官房長官の午前と午後の記者会見は権力の透明性を保つ観点から重要な機会であるが、ここに出席し質問をする記者は、政策について十分に習熟し経験豊富な記者である必要があるだろう。米国ホワイトハウスに集まる記者は老獪な専門家である。メディアは権力の番人でなければならない。

 第二に、強い官邸の力をバランスさせる政治の対抗力が必要で、政策立案について緊張関係が保たれるべきなのだろう。野党はもちろんだが、自民党の政策立案プロセスを強化することも必要であろう。

 また、各省の大臣は、各省の議論を事務次官以下に任せるのではなく、自身が閣僚レベルの会議や官邸との関係で議論をしていく事がより頻繁に起こるべきなのだろう。官僚は大臣に守られていることがプロフェッショナリズムに徹することができる重要な要件である。
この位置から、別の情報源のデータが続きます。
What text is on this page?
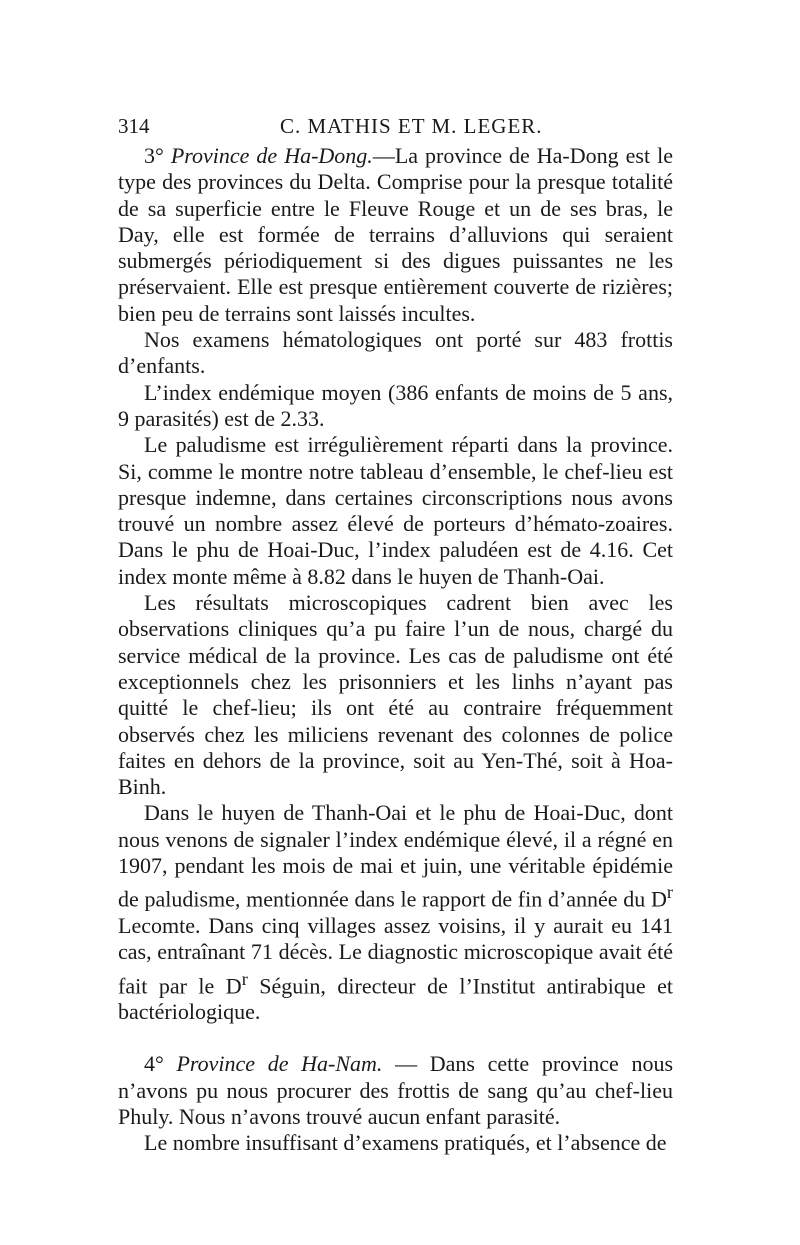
314	C. MATHIS ET M. LEGER.

3° Province de Ha-Dong.—La province de Ha-Dong est le type des provinces du Delta. Comprise pour la presque totalité de sa superficie entre le Fleuve Rouge et un de ses bras, le Day, elle est formée de terrains d’alluvions qui seraient submergés périodiquement si des digues puissantes ne les préservaient. Elle est presque entièrement couverte de rizières; bien peu de terrains sont laissés incultes.

Nos examens hématologiques ont porté sur 483 frottis d’enfants.

L’index endémique moyen (386 enfants de moins de 5 ans, 9 parasités) est de 2.33.

Le paludisme est irrégulièrement réparti dans la province. Si, comme le montre notre tableau d’ensemble, le chef-lieu est presque indemne, dans certaines circonscriptions nous avons trouvé un nombre assez élevé de porteurs d’hémato-zoaires. Dans le phu de Hoai-Duc, l’index paludéen est de 4.16. Cet index monte même à 8.82 dans le huyen de Thanh-Oai.

Les résultats microscopiques cadrent bien avec les observations cliniques qu’a pu faire l’un de nous, chargé du service médical de la province. Les cas de paludisme ont été exceptionnels chez les prisonniers et les linhs n’ayant pas quitté le chef-lieu; ils ont été au contraire fréquemment observés chez les miliciens revenant des colonnes de police faites en dehors de la province, soit au Yen-Thé, soit à Hoa-Binh.

Dans le huyen de Thanh-Oai et le phu de Hoai-Duc, dont nous venons de signaler l’index endémique élevé, il a régné en 1907, pendant les mois de mai et juin, une véritable épidémie de paludisme, mentionnée dans le rapport de fin d’année du $D^r$ Lecomte. Dans cinq villages assez voisins, il y aurait eu 141 cas, entraînant 71 décès. Le diagnostic microscopique avait été fait par le $D^r$ Séguin, directeur de l’Institut antirabique et bactériologique.

4° Province de Ha-Nam. — Dans cette province nous n’avons pu nous procurer des frottis de sang qu’au chef-lieu Phuly. Nous n’avons trouvé aucun enfant parasité.

Le nombre insuffisant d’examens pratiqués, et l’absence de
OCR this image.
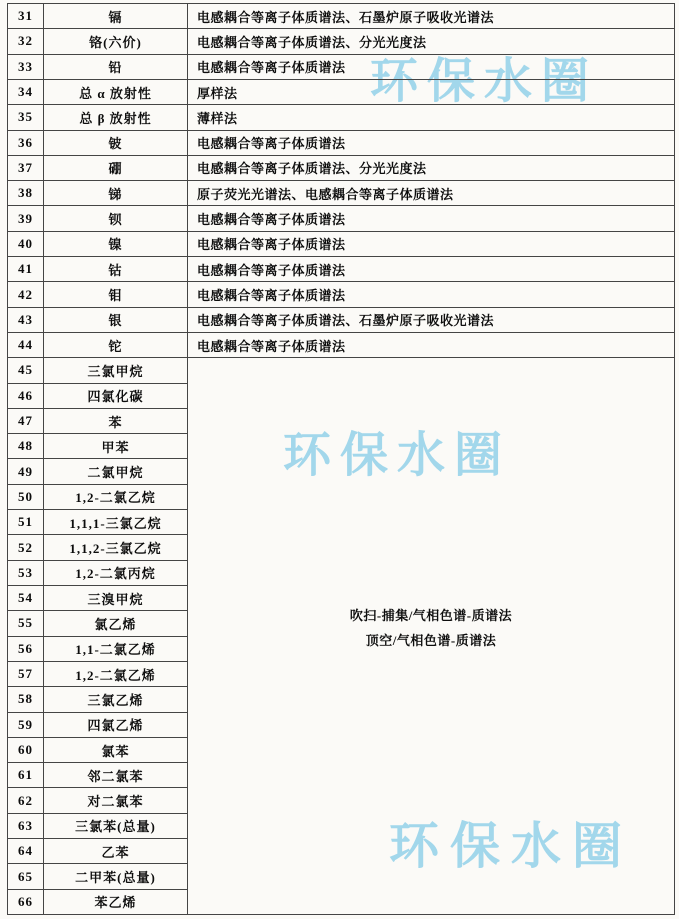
环保水圈
环保水圈
环保水圈
31	镉	电感耦合等离子体质谱法、石墨炉原子吸收光谱法
32	铬(六价)	电感耦合等离子体质谱法、分光光度法
33	铅	电感耦合等离子体质谱法
34	总 α 放射性	厚样法
35	总 β 放射性	薄样法
36	铍	电感耦合等离子体质谱法
37	硼	电感耦合等离子体质谱法、分光光度法
38	锑	原子荧光光谱法、电感耦合等离子体质谱法
39	钡	电感耦合等离子体质谱法
40	镍	电感耦合等离子体质谱法
41	钴	电感耦合等离子体质谱法
42	钼	电感耦合等离子体质谱法
43	银	电感耦合等离子体质谱法、石墨炉原子吸收光谱法
44	铊	电感耦合等离子体质谱法
45	三氯甲烷
46	四氯化碳
47	苯
48	甲苯
49	二氯甲烷
50	1,2-二氯乙烷
51	1,1,1-三氯乙烷
52	1,1,2-三氯乙烷
53	1,2-二氯丙烷
54	三溴甲烷
55	氯乙烯
56	1,1-二氯乙烯
57	1,2-二氯乙烯
58	三氯乙烯
59	四氯乙烯
60	氯苯
61	邻二氯苯
62	对二氯苯
63	三氯苯(总量)
64	乙苯
65	二甲苯(总量)
66	苯乙烯
吹扫-捕集/气相色谱-质谱法
顶空/气相色谱-质谱法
 第三に、強い政治権力自身の認識の問題である。権力の側には異論を聞く寛容性がなければならないし、異論を述べる官僚が更迭されていくようなことがあってはなるまい。 人事の公平性は担保されなければならず、少なくとも官邸に上げられる人事案を変更する場合には、適正な理由がその省庁に開示されるべきだろう。

厳しくなる内外の環境
「忖度」がまかり通る環境でない時代に

 これから日本を取り巻く内外の環境は一層厳しくなる。

 少子高齢化・人口減少・成長率の減少などの国内課題や、対米・対中・対韓・対露など日本の将来を変えかねない東アジア諸国との関係など、真剣に議論し、戦略を立てていかねばならない。

 もはや「忖度」がまかり通るような環境ではない事だけは明らかである。政治家が、官僚が、ジャーナリストが、そして国民一人ひとりが問題の本質を見誤らずに行動することを期待したい。